Abstract

The influence of seamount-intensified flows on the structure of infaunal assemblages was examined at two sand-covered sites located 2.3 km apart atop the summit plain of Fieberling Guyot (32°27.6′N 127° 48.0′W). Both sites experience strong, tidal bottom currents with flows exceeding 20 cm/s on a daily basis (4 mab). Estimates of shear velocity (u*) did not differ significantly between the two sites. However, differences in sediment composition and density produced different sediment transport regimes at the two sites. At Sea Pen Rim (SPR), located on the NW perimeter (635 m), sedimentary particles were composed primarily of basaltic sands that experienced negligible transport during the study period. At White Sand Swale (WSS, 580 m), a narrow valley enclosed on three sides by basalt outcrops, sediments were composed almost entirely of foraminiferal sands that moved daily. Sediment organic content and microbial abundances were similar at the two sites. Infauna (>300 μm) had higher densities at WSS (1870/m2) than SPR (1489/m2), but lower expected species richness. Although the 2 sites shared nearly 50% of identified species, peracarid crustaceans, echinoderms, sponges, and bryozoans were proportionally more important in the stable substrates of SPR, while turbellarians, bivalves, and aplacophorans were better represented in the shifting sands of WSS. The infauna of WSS lived deeper in the sediment column (>50% below 2 cm) than that of SPR (> 50% in the upper 1 cm), at least partly because the majority (83%) at WSS were subsurface burrowers with motile lifestyles. Tube-building and epifaunal lifestyles were more common at SPR than WSS, as were surface-deposit and filter-feeding modes.
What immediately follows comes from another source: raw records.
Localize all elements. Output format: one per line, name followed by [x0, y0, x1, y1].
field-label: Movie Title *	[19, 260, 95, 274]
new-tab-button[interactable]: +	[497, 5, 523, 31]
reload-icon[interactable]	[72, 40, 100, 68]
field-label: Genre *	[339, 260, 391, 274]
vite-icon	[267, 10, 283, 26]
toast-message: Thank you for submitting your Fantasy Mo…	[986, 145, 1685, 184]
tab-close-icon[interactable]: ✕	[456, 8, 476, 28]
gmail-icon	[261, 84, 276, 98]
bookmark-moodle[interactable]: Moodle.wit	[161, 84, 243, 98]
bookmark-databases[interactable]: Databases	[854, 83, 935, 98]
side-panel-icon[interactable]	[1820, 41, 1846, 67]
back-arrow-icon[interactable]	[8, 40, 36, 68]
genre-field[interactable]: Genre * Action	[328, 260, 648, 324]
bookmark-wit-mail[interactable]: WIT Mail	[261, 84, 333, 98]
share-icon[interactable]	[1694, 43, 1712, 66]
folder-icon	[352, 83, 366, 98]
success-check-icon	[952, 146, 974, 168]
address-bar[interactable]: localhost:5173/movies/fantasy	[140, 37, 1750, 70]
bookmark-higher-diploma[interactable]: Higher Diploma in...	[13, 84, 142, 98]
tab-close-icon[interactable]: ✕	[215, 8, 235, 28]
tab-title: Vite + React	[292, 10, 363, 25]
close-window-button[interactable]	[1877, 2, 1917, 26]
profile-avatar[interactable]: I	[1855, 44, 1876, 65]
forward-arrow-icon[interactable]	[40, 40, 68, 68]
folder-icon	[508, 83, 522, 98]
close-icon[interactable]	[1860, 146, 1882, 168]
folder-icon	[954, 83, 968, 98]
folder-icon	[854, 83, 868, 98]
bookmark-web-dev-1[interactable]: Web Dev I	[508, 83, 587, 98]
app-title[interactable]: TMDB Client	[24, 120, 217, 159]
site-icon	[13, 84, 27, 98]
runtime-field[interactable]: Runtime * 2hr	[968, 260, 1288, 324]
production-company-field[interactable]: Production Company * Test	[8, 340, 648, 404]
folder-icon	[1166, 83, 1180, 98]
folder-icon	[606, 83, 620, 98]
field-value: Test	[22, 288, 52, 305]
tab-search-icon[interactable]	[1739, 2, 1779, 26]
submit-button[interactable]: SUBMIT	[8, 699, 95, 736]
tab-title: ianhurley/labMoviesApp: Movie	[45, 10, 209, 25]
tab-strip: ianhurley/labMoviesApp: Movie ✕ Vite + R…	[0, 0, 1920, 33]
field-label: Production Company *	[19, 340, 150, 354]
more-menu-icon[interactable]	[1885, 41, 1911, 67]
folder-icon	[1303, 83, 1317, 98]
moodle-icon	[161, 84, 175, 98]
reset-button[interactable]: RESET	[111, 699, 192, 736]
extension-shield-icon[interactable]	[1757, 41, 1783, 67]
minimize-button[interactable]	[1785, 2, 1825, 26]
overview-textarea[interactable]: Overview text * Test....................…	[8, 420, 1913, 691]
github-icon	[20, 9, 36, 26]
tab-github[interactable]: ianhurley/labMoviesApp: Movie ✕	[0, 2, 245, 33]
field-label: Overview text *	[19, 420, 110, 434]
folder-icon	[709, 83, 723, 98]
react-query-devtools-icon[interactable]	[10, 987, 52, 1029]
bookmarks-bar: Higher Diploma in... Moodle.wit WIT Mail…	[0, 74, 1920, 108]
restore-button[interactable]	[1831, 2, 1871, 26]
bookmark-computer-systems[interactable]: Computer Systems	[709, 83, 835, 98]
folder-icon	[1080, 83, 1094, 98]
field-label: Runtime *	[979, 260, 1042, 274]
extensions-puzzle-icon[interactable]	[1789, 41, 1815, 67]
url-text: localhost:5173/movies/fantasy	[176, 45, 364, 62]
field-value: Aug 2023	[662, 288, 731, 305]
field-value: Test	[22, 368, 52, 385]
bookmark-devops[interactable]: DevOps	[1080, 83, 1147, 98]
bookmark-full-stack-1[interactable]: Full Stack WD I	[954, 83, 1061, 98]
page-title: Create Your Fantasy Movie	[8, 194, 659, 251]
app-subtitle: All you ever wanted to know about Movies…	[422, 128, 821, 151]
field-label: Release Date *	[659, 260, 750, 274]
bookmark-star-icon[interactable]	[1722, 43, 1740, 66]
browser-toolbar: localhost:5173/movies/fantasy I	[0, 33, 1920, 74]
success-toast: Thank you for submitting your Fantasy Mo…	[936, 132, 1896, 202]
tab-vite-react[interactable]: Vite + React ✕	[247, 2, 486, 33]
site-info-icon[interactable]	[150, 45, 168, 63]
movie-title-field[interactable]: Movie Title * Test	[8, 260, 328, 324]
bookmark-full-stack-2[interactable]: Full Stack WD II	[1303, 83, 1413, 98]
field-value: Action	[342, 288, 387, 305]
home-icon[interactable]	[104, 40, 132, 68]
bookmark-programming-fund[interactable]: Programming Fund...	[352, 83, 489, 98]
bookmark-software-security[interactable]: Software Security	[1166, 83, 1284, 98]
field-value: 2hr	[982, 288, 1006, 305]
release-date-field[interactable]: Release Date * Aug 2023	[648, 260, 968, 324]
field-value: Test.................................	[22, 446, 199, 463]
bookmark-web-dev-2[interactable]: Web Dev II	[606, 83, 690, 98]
Fences and weirs were deployed at the study sites for 6.5-wk and 6-mo periods to manipulate bottom stress. Changes in faunal patterns within weirs at WSS reinforced our conjecture that contrasting sediment transport regimes explain between-site differences in community structure. Fence effects varied with deployment period and site. Topographic features on Fieberling Guyot produce heterogeneous sedimentary settings characterized by different transport regimes. Our results suggest that substrate mobility exerts primary control over infaunal community structure at the two high-energy sites.